The Iron Lady is a Blairite view of Thatcherism in a post-Blairite world. A suggestion that the filmmakers have a sneering admiration for Maggie, but that they are too ashamed to give anything more than a cursory nod to her place in history. Torn between respect that they cannot own up to, and the popular leftist view of Thatcher as a figure of hatred.

In the end, the film lacks integrity or purposefulness. An attempt at style. A failure of substance.

The film does nothing and says nothing. It might want to be an heir to The King’s Speech and The Queen, but it lacks both narrative and humanity.

The King’s Speech had a story to tell, a point of view, and well developed characters.

The Queen had a definitive frame of reference in being set at the time of the death of Princess Diana.

But The Iron Lady has nothing at all; perhaps because Margaret Thatcher is still alive and her story is unfinished.

The film is not a biopic.

It doesn’t laud Maggie. It doesn’t criticise Maggie.

It doesn’t lionise her legacy, or vilify it.

It doesn’t even give a clear factual account of her life, or any single part of it.

It is just an ill-conceived melange of scenes, and lacks the courage to take a view on Thatcher one way or the other, or to even invite the audience to form a view of their own.

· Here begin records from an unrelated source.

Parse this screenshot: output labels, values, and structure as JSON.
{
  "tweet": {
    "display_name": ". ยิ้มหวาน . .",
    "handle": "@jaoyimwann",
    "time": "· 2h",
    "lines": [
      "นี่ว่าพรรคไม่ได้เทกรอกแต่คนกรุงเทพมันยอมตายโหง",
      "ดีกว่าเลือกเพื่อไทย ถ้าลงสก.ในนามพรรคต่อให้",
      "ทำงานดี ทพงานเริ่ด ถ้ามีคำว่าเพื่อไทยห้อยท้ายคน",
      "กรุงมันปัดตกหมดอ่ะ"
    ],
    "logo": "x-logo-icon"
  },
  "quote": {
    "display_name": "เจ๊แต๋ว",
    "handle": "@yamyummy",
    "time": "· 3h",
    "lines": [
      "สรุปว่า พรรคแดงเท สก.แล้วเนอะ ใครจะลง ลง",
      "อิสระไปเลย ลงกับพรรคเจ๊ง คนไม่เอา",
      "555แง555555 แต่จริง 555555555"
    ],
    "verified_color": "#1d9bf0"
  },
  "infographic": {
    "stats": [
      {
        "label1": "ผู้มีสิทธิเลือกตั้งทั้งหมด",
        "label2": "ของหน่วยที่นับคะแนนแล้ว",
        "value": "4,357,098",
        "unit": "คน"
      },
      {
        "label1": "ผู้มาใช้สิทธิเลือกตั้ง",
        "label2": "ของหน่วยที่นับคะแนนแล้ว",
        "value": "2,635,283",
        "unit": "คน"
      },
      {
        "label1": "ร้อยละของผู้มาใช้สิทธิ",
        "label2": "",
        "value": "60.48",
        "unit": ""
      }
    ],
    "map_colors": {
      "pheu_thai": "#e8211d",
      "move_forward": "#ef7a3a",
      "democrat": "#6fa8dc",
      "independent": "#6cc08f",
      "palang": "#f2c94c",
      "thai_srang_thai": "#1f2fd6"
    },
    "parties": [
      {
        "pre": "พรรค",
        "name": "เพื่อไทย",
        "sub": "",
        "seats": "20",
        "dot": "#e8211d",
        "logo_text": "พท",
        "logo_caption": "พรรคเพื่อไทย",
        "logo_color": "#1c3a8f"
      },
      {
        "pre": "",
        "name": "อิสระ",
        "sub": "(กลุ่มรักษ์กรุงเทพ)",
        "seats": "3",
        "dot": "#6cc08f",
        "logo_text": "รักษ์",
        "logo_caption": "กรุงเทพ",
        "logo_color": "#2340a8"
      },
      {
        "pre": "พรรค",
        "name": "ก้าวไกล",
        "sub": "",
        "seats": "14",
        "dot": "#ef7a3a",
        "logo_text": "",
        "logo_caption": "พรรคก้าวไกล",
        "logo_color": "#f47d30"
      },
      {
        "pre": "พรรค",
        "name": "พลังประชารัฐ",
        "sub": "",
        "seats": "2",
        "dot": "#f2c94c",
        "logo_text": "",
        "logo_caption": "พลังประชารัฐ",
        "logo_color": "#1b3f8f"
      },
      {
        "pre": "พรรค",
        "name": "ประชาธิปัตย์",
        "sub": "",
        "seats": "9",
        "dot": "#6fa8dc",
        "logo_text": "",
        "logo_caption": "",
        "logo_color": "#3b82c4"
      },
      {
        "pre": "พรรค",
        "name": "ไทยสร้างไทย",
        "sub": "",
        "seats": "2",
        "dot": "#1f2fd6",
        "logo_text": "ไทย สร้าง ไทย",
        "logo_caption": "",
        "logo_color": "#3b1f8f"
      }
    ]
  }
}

It is not a film. Not a play. Not a documentary. Not witty. Not intelligent. Not engaging. Not eye-opening. Not challenging. Not demanding. Not entertaining.

It is nothing at all, other than 105 minutes of waffling guff and voyeuristic rubber-necking.

“Look, look. There’s a woman who was the UK’s first ever woman Prime Minister. She was a controversial leader: loved by some, loathed by others. She’s a unique figure straight out of history. So let’s spend as much time as possible saying little or nothing about her life but focussing unblinkingly on her illness and grief. Let’s gawk at her demise and get ready to dance on her grave before she’s even dead.”

Shame on the filmmakers for producing such dross.